You might think you and the people you work with are very good at communicating already. After all, we talk to our partners, family and friends without giving it too much thought! But communicating well takes a little finesse…
- Learn how to do ‘active listening’. When you’re listening, do you really hear what’s being said? Active listening is about making a deliberate effort not only to hear the words, but to understand the message that’s being given too. It means repeating back what you’re hearing, allowing plenty of opportunity for a person to speak, looking at the speaker directly, nodding occasionally and making small verbal comments like ‘mm-hmm’ and ‘yes’. Most importantly of all, active listening means not preparing your response whilst someone else is talking – instead, listen fully and then give your rebuttal! Here’s some great active listening advice.
- Use the right tools. As well as stronger face to face communication skills, it’s important the infrastructure you’re relying on allows for good communication too. For example, tools provided by the likes of upraise.io provide a platform for teams to communicate. Employees involved on a project can talk to one another and receive continuous feedback, recognition, praise and instruction from their managers and co-workers. But best of all? This kind of communication tool ensures that voices are heard and the necessary people are included in relevant conversations. There are various tools at your disposal, from setting up employee text alerts to top-level management communication and it’s up to you to make the most of them.
- Be clear about good digital etiquette. Emails are an obvious minefield for communication mishaps. Set clear guidelines for everyone to abide by: the tone should be professional if you’re in the kind of office that values a formal approach, and everyone should make the time to remember their manners! Encourage employees to refrain from emailing if they’re displeased or upset – it’s better to get up and talk face to face so that a situation doesn’t escalate. The biggest consideration in digital etiquette however is to keep things clear and concise: unnecessarily long emails compound a person’s workload and chew up too much time.

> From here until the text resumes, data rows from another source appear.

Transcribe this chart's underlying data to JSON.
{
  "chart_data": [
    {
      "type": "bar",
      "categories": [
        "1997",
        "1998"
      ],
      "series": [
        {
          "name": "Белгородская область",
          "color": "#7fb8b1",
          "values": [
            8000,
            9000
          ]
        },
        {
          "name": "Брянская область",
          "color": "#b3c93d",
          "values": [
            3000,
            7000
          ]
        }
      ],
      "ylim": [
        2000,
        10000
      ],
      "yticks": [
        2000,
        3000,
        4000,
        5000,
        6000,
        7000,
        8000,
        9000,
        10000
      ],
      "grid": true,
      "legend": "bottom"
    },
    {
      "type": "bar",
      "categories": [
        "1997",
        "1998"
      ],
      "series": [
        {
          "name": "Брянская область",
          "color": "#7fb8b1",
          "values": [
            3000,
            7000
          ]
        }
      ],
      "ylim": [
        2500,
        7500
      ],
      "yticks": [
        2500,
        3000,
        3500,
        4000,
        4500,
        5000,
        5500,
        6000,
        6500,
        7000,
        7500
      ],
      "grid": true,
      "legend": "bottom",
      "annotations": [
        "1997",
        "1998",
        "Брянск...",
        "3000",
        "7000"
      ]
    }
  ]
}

Keep it short and sweet.
- Check your body language. We actually have a very colourful conversation with our body language… whether we’re aware of it or not! For example, standing up tall and widening our stance displays power, status and confidence. Maintaining eye contact is important in the office too. Whilst you don’t want to stare, you should have looked in a speaker’s eyes for long enough to know what colour their eyes are. This will make people feel that they are valued and that you are listening to them. Good body language even extends to perfecting your handshake! What does your handshake say about you?
5. Schedule regular meetings. One way to guarantee the improvement of communication in the workplace is to schedule time for it. For example, you could set dates for weekly team meetings, monthly 1-2-1s, regular interdepartmental brainstorms, or even invite the whole office for a catch up at the end of each week. These kinds of meetings offer employees a great opportunity to come up with ideas, feedback on what’s going on, learn what’s happening elsewhere in the business and boost the sense of morale overall.